Khoo’s research, carried out in collaboration with Drs. Thomas Coates and Saranya Veluswamy from CHLA, focuses, in particular, on people with sickle cell anemia, whose hallmark symptoms are episodes of severe acute pain. Patients with sickle cell, an inherent blood disorder, also have a higher prevalence of sleep-disordered breathing, such as sleep apnea. The USC-CHLA team hypothesizes that vasoconstrictions that occur spontaneously during sleep are amplified by sleep-disordered breathing, thus increasing the likelihood for sickle patients to develop severe and potentially fatal pain crises.

“What we’re trying to track is when these vasoconstrictions are happening, and that’s what we refer to in terms of these oscillations,” said Khoo.

The wearable wristbands allow researchers to examine how oscillations are changing, and how these changes may predict an onset of pain for a patient. Khoo says that their approach to identifying the potential for these types of painful crisis is to not only measure the patient’s pulse rate but also the magnitude of the pulse.

“These vascular oscillations can be caused by stress, which makes your sympathetic level go up,” Khoo said. Sympathetic levels, or nerves within the autonomic nervous system, directly affect things such as heart rate, blood pressure and breathing ability, which negatively affects sleep quality.

Collaborations between Khoo and various members of SleepHuB are addressing other important problems related to sleep disorders. In a new NIH-funded multi-center project Khoo collaborates with SleepHuB colleague, Dr. Sally Ward from CHLA/USC, and other site investigators to study children with both sleep apnea and Down syndrome. One of the solutions to sleep apnea, says Khoo, is wearing a mask that delivers continuous positive pressure (“CPAP”). However, that particular solution is not well tolerated by individuals with Down syndrome.

“What we’re trying to do is see if we just administer oxygen, using a nasal prong, to figure out whether this oxygen treatment will help or not. This has never been proven before, which is why we are trying to see whether or not that might improve their sleep apnea,” Khoo said.

In another grant arising from collaborations developed through SleepHuB, Khoo is partnering with Dr. Eric Kezirian, professor of clinical otolaryngology, head and neck surgery at the Keck School of Medicine of USC and vice chair of the Caruso Department of Otolaryngology. Kezirian is one of only a few surgeons in the country who specializes in the evaluation and surgical treatment of adults with snoring and sleep disorders, removing tissues around upper airways in patients with sleep apnea.

“This kind of surgery is only 50% successful in the long term,” said Khoo. “We are trying to find out how we can do tests on patients to figure out whether or not they are likely to succeed with the surgery.”

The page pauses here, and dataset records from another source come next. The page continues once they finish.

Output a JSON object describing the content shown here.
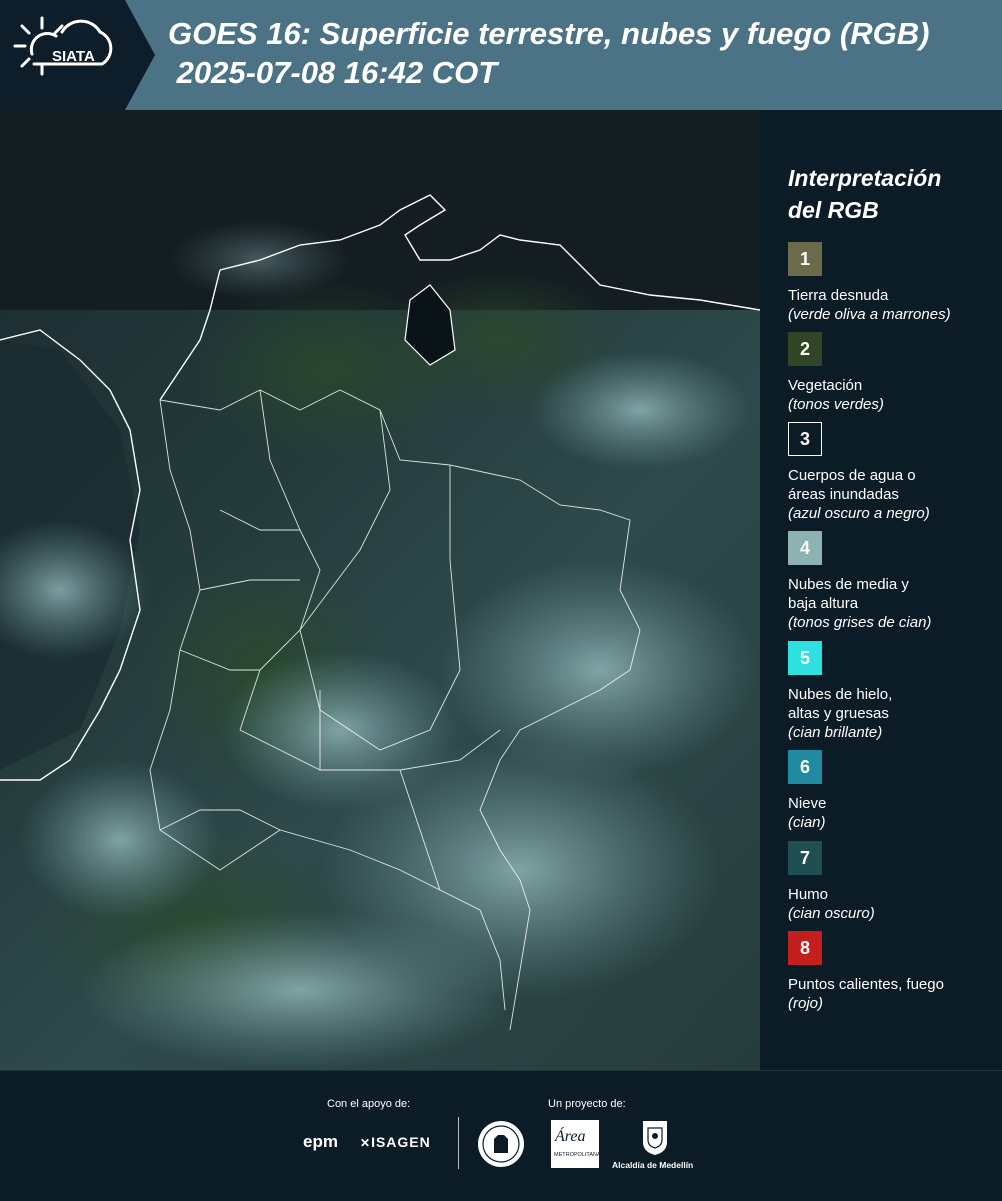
{
  "header": {
    "logo_text": "SIATA",
    "title_line1": "GOES 16: Superficie terrestre, nubes y fuego (RGB)",
    "title_line2": " 2025-07-08 16:42 COT"
  },
  "legend": {
    "title": "Interpretación\ndel RGB",
    "items": [
      {
        "num": "1",
        "label": "Tierra desnuda",
        "note": "(verde oliva a marrones)",
        "color": "#6b6a4a"
      },
      {
        "num": "2",
        "label": "Vegetación",
        "note": "(tonos verdes)",
        "color": "#2f4526"
      },
      {
        "num": "3",
        "label": "Cuerpos de agua o\náreas inundadas",
        "note": "(azul oscuro a negro)",
        "color": "#0c1c27"
      },
      {
        "num": "4",
        "label": "Nubes de media y\nbaja altura",
        "note": "(tonos grises de cian)",
        "color": "#8cb2b2"
      },
      {
        "num": "5",
        "label": "Nubes de hielo,\naltas y gruesas",
        "note": "(cian brillante)",
        "color": "#2ee0e0"
      },
      {
        "num": "6",
        "label": "Nieve",
        "note": "(cian)",
        "color": "#1f8aa0"
      },
      {
        "num": "7",
        "label": "Humo",
        "note": "(cian oscuro)",
        "color": "#1f4f52"
      },
      {
        "num": "8",
        "label": "Puntos calientes, fuego",
        "note": "(rojo)",
        "color": "#c41e1e"
      }
    ]
  },
  "footer": {
    "support_label": "Con el apoyo de:",
    "project_label": "Un proyecto de:",
    "epm": "epm",
    "isagen": "ISAGEN",
    "area_text": "Área",
    "area_sub": "METROPOLITANA",
    "alcaldia": "Alcaldía de Medellín"
  },
  "map": {
    "description_icon": "satellite-map-image"
  }
}
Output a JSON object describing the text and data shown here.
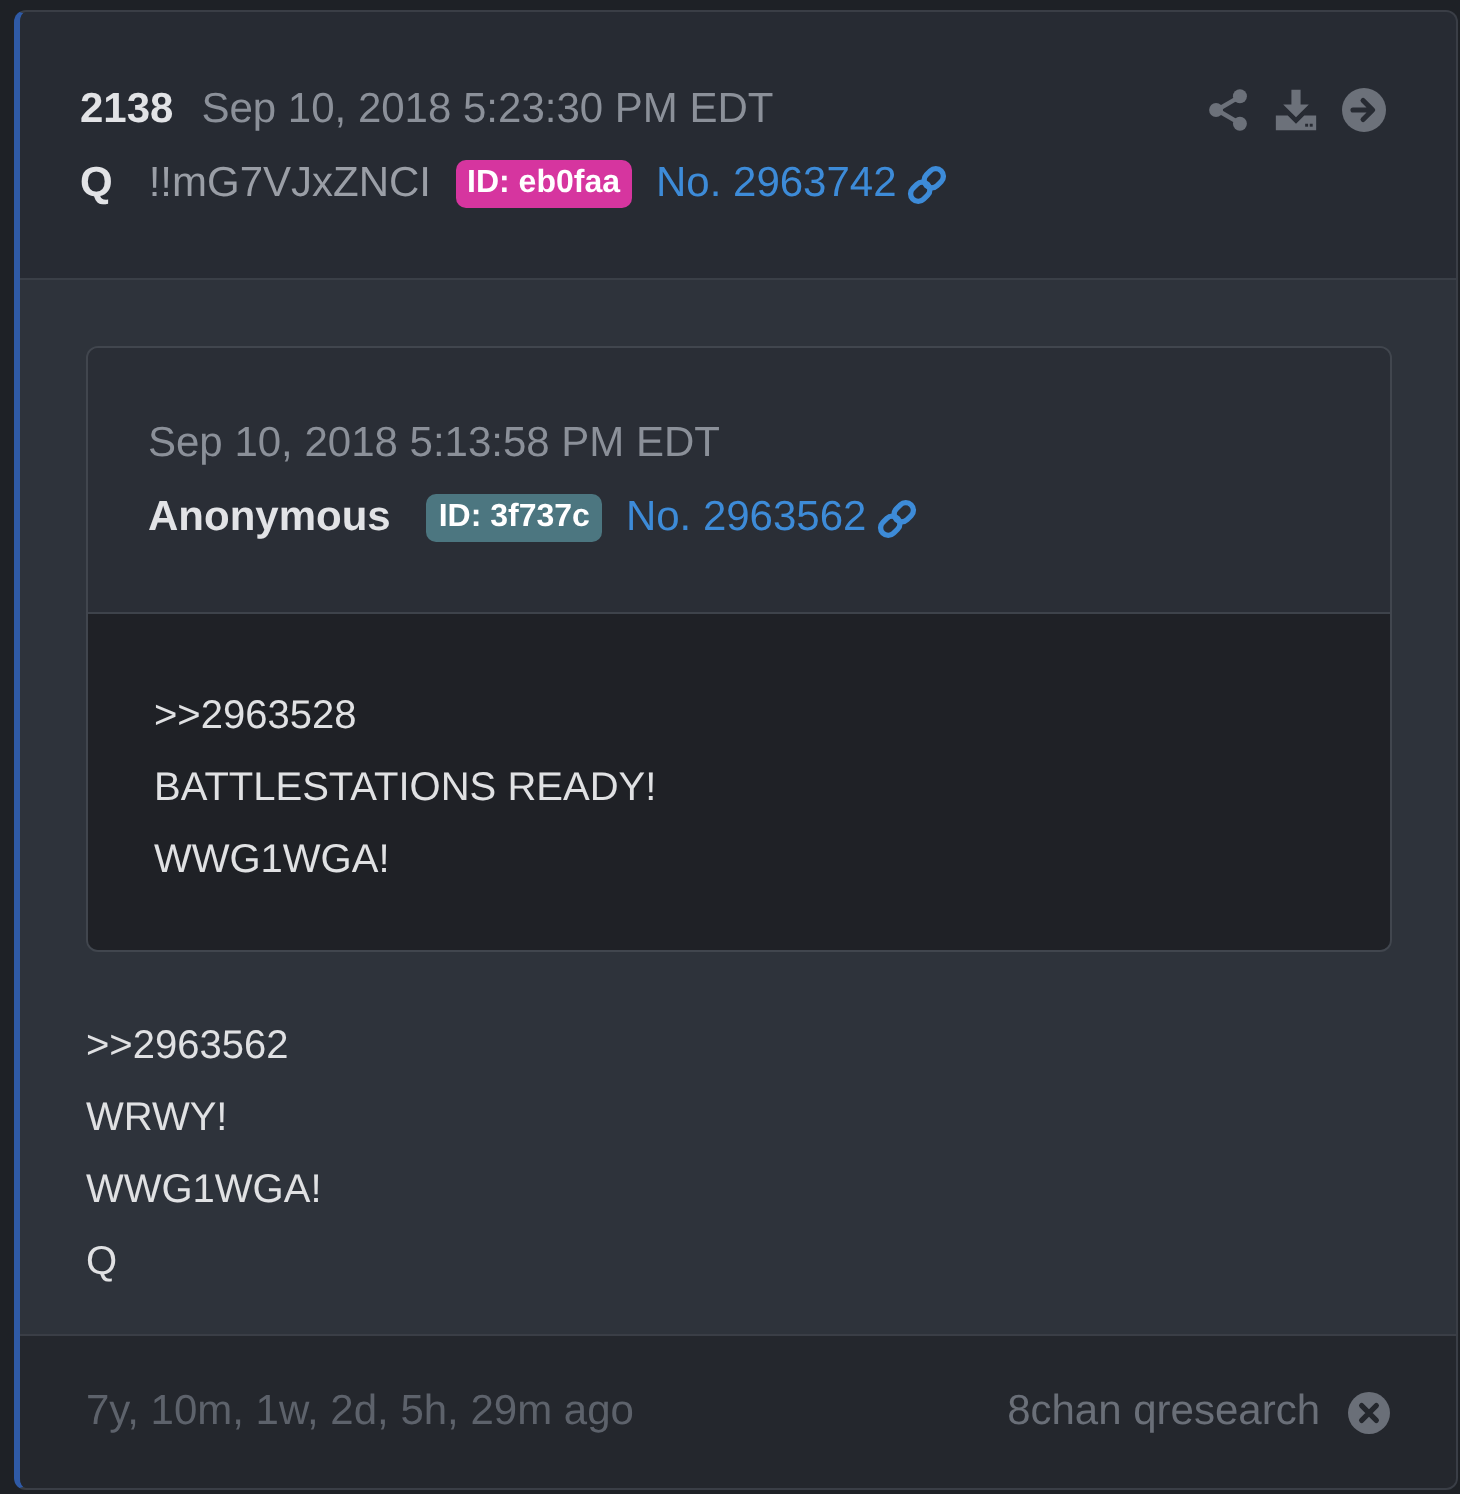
{
  "post": {
    "number": "2138",
    "date": "Sep 10, 2018 5:23:30 PM EDT",
    "author": "Q",
    "tripcode": "!!mG7VJxZNCI",
    "id_badge": {
      "text": "ID: eb0faa",
      "color": "#d6359f"
    },
    "post_link": "No. 2963742"
  },
  "quoted_post": {
    "date": "Sep 10, 2018 5:13:58 PM EDT",
    "author": "Anonymous",
    "id_badge": {
      "text": "ID: 3f737c",
      "color": "#4c7680"
    },
    "post_link": "No. 2963562",
    "lines": [
      ">>2963528",
      "BATTLESTATIONS READY!",
      "WWG1WGA!"
    ]
  },
  "lines": [
    ">>2963562",
    "WRWY!",
    "WWG1WGA!",
    "Q"
  ],
  "footer": {
    "age": "7y, 10m, 1w, 2d, 5h, 29m ago",
    "source": "8chan qresearch"
  }
}
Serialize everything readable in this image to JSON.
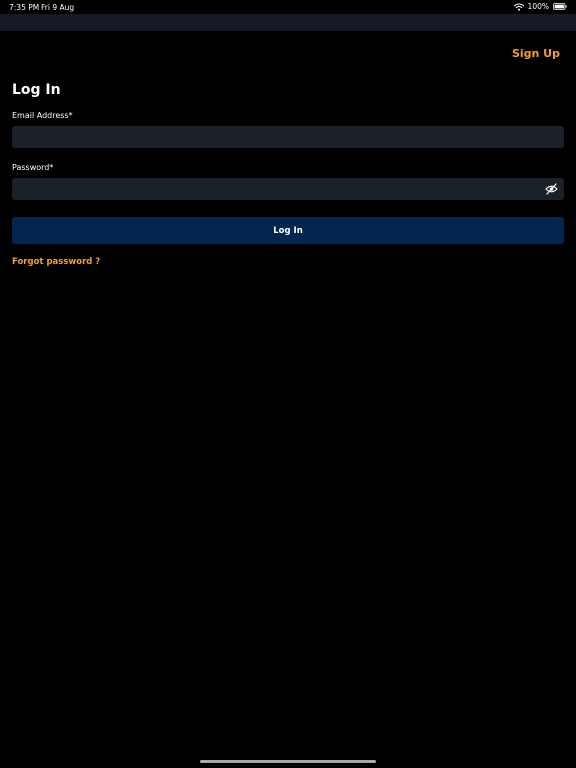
{
  "status_bar": {
    "time": "7:35 PM",
    "date": "Fri 9 Aug",
    "battery": "100%",
    "wifi_icon": "wifi-icon",
    "battery_icon": "battery-icon"
  },
  "header": {
    "signup_label": "Sign Up"
  },
  "login_form": {
    "title": "Log In",
    "email_label": "Email Address*",
    "email_value": "",
    "password_label": "Password*",
    "password_value": "",
    "password_toggle_icon": "eye-slash-icon",
    "submit_label": "Log In",
    "forgot_label": "Forgot password ?"
  },
  "colors": {
    "background": "#000000",
    "nav_bar": "#161a28",
    "accent": "#f0a030",
    "input_bg": "#1b2129",
    "button_bg": "#03264f"
  }
}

With deeper knowledge about the cause of sleep problems in patients gained from applying computational algorithms developed by Dr. Khoo and other bioengineers, medical professionals like Dr. Kezirian can perform surgery more effectively.  Other collaborations that have arisen from SleepHuB include USC Suzanne Dworak-Peck School of Social Work Associate Professor, Karen Lincoln, an expert on stress and aging.

“Dr. Lincoln’s team is trying to test for early Alzheimer’s and dementia in African-American elderly subjects by applying brain magnetic resonance imaging (MRI).  She’s incorporating wristbands to measure sleep quality in order to determine whether poor sleep accelerates the development of cognitive impairment,” Khoo explained.

Another SleepHuB collaborator, Viterbi Professor Krishna Nayak, is aiming to use a low-field MRI scanner to study the dynamic patterns of the upper and lower airways of the lungs during sleep.

While sleep problems are caused by a wide variety of diseases and disorders, it’s apparent that Khoo and his collaborators in SleepHuB are passionately deploying every technological resource to help their patients get a better night’s sleep.